Alzi la mano chi alla parola voodoo non associa una bambolina infilzata da spilli o il macabro e sanguinolento sacrificio di un gallo. E probabilmente giudicheremmo un po’ stravagante un turista che questa settimana salpi alla volta di Ouidah per il tradizionale festival del voodoo.
In questa città, infatti, nella repubblica del Benin, in Africa occidentale, si celebra il 10 gennaio di ogni anno il consueto festival del voodoo, dedicato ai seguaci di questa religione misteriosa e secolare, associata – a torto o a ragione – a una presunta valenza negativa della “magia nera” e praticata soprattutto in queste zone, dove dal 1996 è considerata “religione ufficiale”.
Il festival si svolge ogni anno in questo centro e celebra questa religione – praticata dal 17 per cento dei beninesi e considerata ufficiale dal 1996 – attirando migliaia di devoti dall’intero continente e anche da altre parti del mondo, come Caraibi.
In massa arrivano a Ouidah per essere benedetti dal capo voodoo, detto il Roi (carica oggi ricoperta da Daagbo Hounon Mètogbokandji II, 11esimo reggente al trono). Il Voodoo nell’immaginario collettivo è di solito viene associato a riti di stregoneria, forme di magia nera, in realtà è una vera e propria religione sincretica al cui interno convivono riti e simboli del cattolicesimo. I Beninesi la considerano “una confessione che incoraggia il dialogo tra persone, tra la vita e la morte, tra le religioni”.
Durante le cerimonie, accompagnate da feste, musica, sacrifici di animali e rituali per onorare divinità e antenati, i molti turisti presenti condividono con i locali bicchieri di gin e spesso li si vede spostarsi freneticamente da una parte all’altra per scattare foto, attività che naturalmente viene permessa dietro un’offerta economica variabile. D’altronde c’è sempre un prezzo da pagare per liberare il proprio spirito.
Per alcuni di loro però non è solo l’attrazione turistica di cui vantarsi con gli amici una volta tornati alla propria routine o l’interessante bizzarria da postare sui social, ma “una sorta di Cammino di Santiago, un percorso per ritrovare se stessi e dare equilibrio al proprio spirito”, come confidano alcuni partecipanti a queste celebrazioni.

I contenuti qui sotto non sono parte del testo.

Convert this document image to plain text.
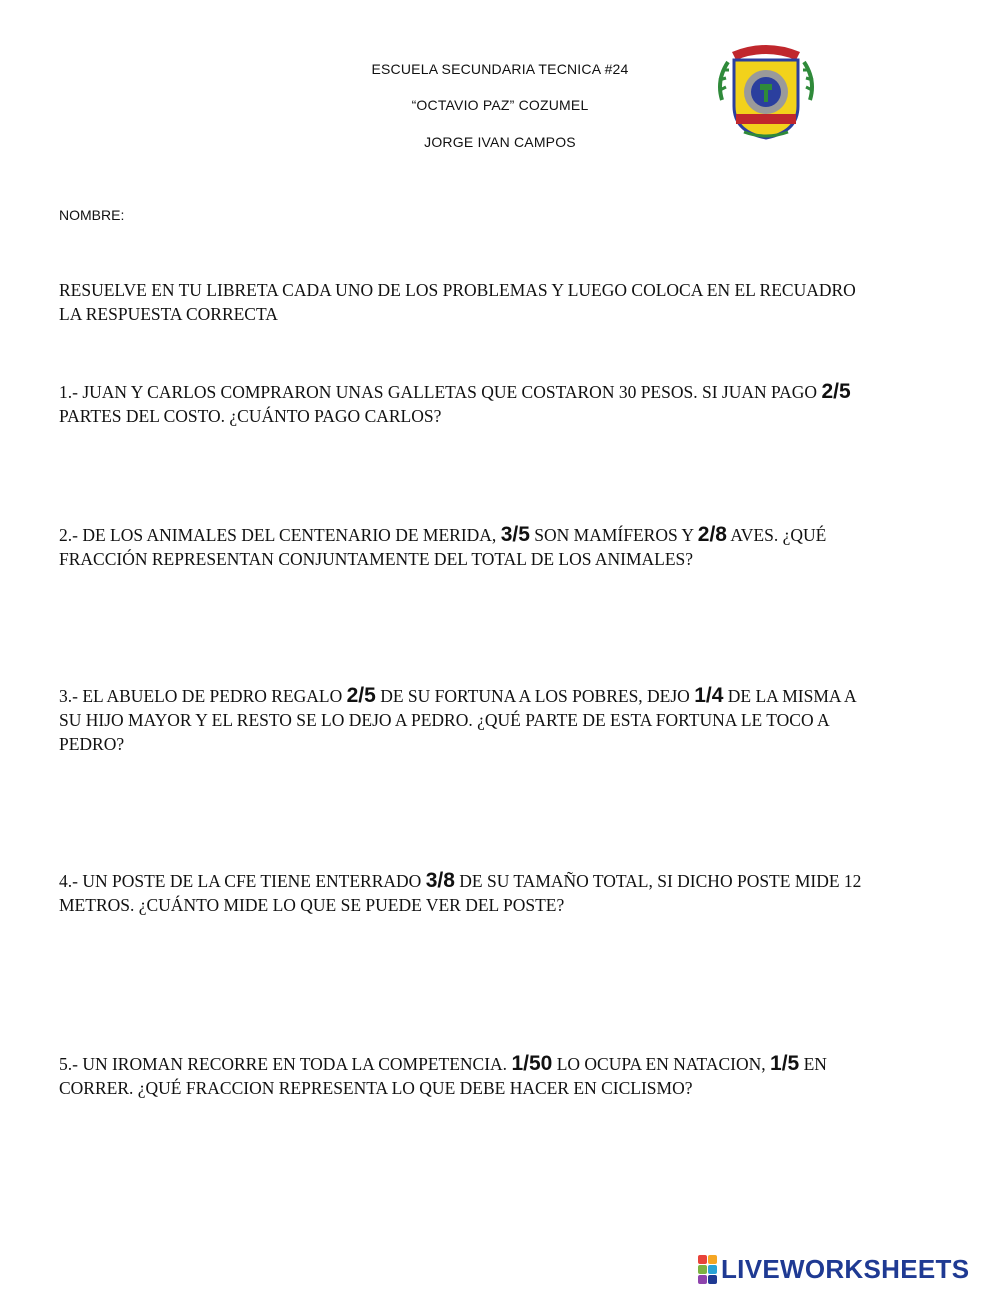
ESCUELA SECUNDARIA TECNICA #24
“OCTAVIO PAZ” COZUMEL
JORGE IVAN CAMPOS
NOMBRE:
RESUELVE EN TU LIBRETA CADA UNO DE LOS PROBLEMAS Y LUEGO COLOCA EN EL RECUADRO
LA RESPUESTA CORRECTA
1.- JUAN Y CARLOS COMPRARON UNAS GALLETAS QUE COSTARON 30 PESOS. SI JUAN PAGO 2/5
PARTES DEL COSTO. ¿CUÁNTO PAGO CARLOS?
2.- DE LOS ANIMALES DEL CENTENARIO DE MERIDA, 3/5 SON MAMÍFEROS Y 2/8 AVES. ¿QUÉ
FRACCIÓN REPRESENTAN CONJUNTAMENTE DEL TOTAL DE LOS ANIMALES?
3.- EL ABUELO DE PEDRO REGALO 2/5 DE SU FORTUNA A LOS POBRES, DEJO 1/4 DE LA MISMA A
SU HIJO MAYOR Y EL RESTO SE LO DEJO A PEDRO. ¿QUÉ PARTE DE ESTA FORTUNA LE TOCO A
PEDRO?
4.- UN POSTE DE LA CFE TIENE ENTERRADO 3/8 DE SU TAMAÑO TOTAL, SI DICHO POSTE MIDE 12
METROS. ¿CUÁNTO MIDE LO QUE SE PUEDE VER DEL POSTE?
5.- UN IROMAN RECORRE EN TODA LA COMPETENCIA. 1/50 LO OCUPA EN NATACION, 1/5 EN
CORRER. ¿QUÉ FRACCION REPRESENTA LO QUE DEBE HACER EN CICLISMO?
LIVEWORKSHEETS
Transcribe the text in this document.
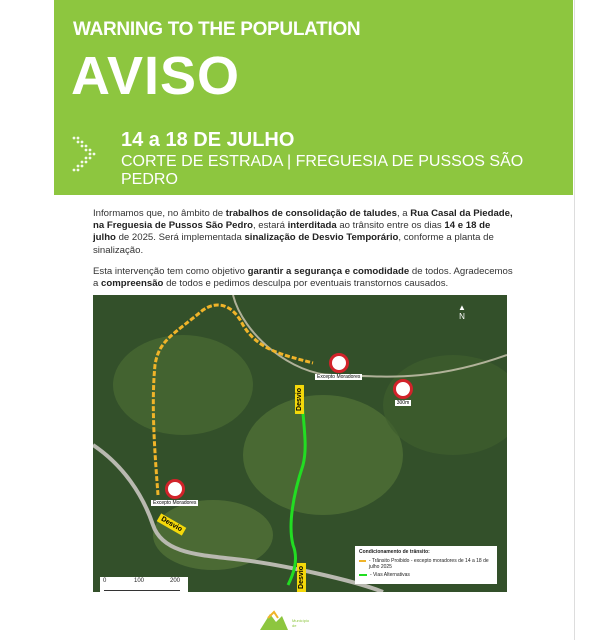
WARNING TO THE POPULATION
AVISO
14 a 18 DE JULHO
CORTE DE ESTRADA | FREGUESIA DE PUSSOS SÃO PEDRO

Informamos que, no âmbito de trabalhos de consolidação de taludes, a Rua Casal da Piedade, na Freguesia de Pussos São Pedro, estará interditada ao trânsito entre os dias 14 e 18 de julho de 2025. Será implementada sinalização de Desvio Temporário, conforme a planta de sinalização.

Esta intervenção tem como objetivo garantir a segurança e comodidade de todos. Agradecemos a compreensão de todos e pedimos desculpa por eventuais transtornos causados.

▲
N
Excepto Moradores
Excepto Moradores
300m
Desvio
Desvio
Desvio
Condicionamento de trânsito:
- Trânsito Proibido - excepto moradores de 14 a 18 de julho 2025
- Vias Alternativas
0	100	200
Município de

Ma cos’è il Voodoo? Nell’immaginario collettivo di solito viene associato a riti di stregoneria, forme di magia nera dove c’è la classica bambolina da punzecchiare con gli spilli e alla quale bisogna attaccare ciocche di capelli o peli della persona interessata affinché il rito sortisca i suoi effetti. Niente di tutto ciò.
Se dovesse balenarvi l’idea di vivervi quest’esperienza, una delle cose che vi colpirà sarà vedere il tempio voodoo (il Tempio dei Pitoni) di fronte la chiesa di Ouidah.
Non è strano quindi che per la popolazione locale il Voodoo sia molto più che un semplice festival o una festa nazionale. È uno stile di vita che si manifesta nelle azioni e negli eventi quotidiani. Da un punto di vista estetico e commerciale, il festival è un mix di colori e di linguaggi, un dialogo tra il passato e il presente.
Da una parte infatti ci sono gli abiti tradizionali, dall’altra accessori made in China ad adornare teste, mani, braccia, colli, caviglie, e gin britannico usato durante i sacrifici; da un punto di vista artistico si percepisce il forte senso di tornare a vecchie forme di rappresentazione creativa, con i rituali studiati e confezionati appositamente per coinvolgere il pubblico e ideati per occupare gli spazi che ospitano l’evento.
Si tratta ormai di un festival, di una religione che ha ormai ha attraversato i confini nazionali. La presenza di più nazionalità conferma la sensazione di trovarsi all’interno di un villaggio globale in cui le performance hanno un ruolo di primo piano e rappresentano il punto di incontro tra le diverse culture e identità.
Come ha detto Hounon Rodrigue, figlio del roi, “se il voodoo avesse il suo Vaticano, sarebbe sicuramente qui a Ouidah, al palazzo reale Houwné, e mio padre sarebbe il papa”.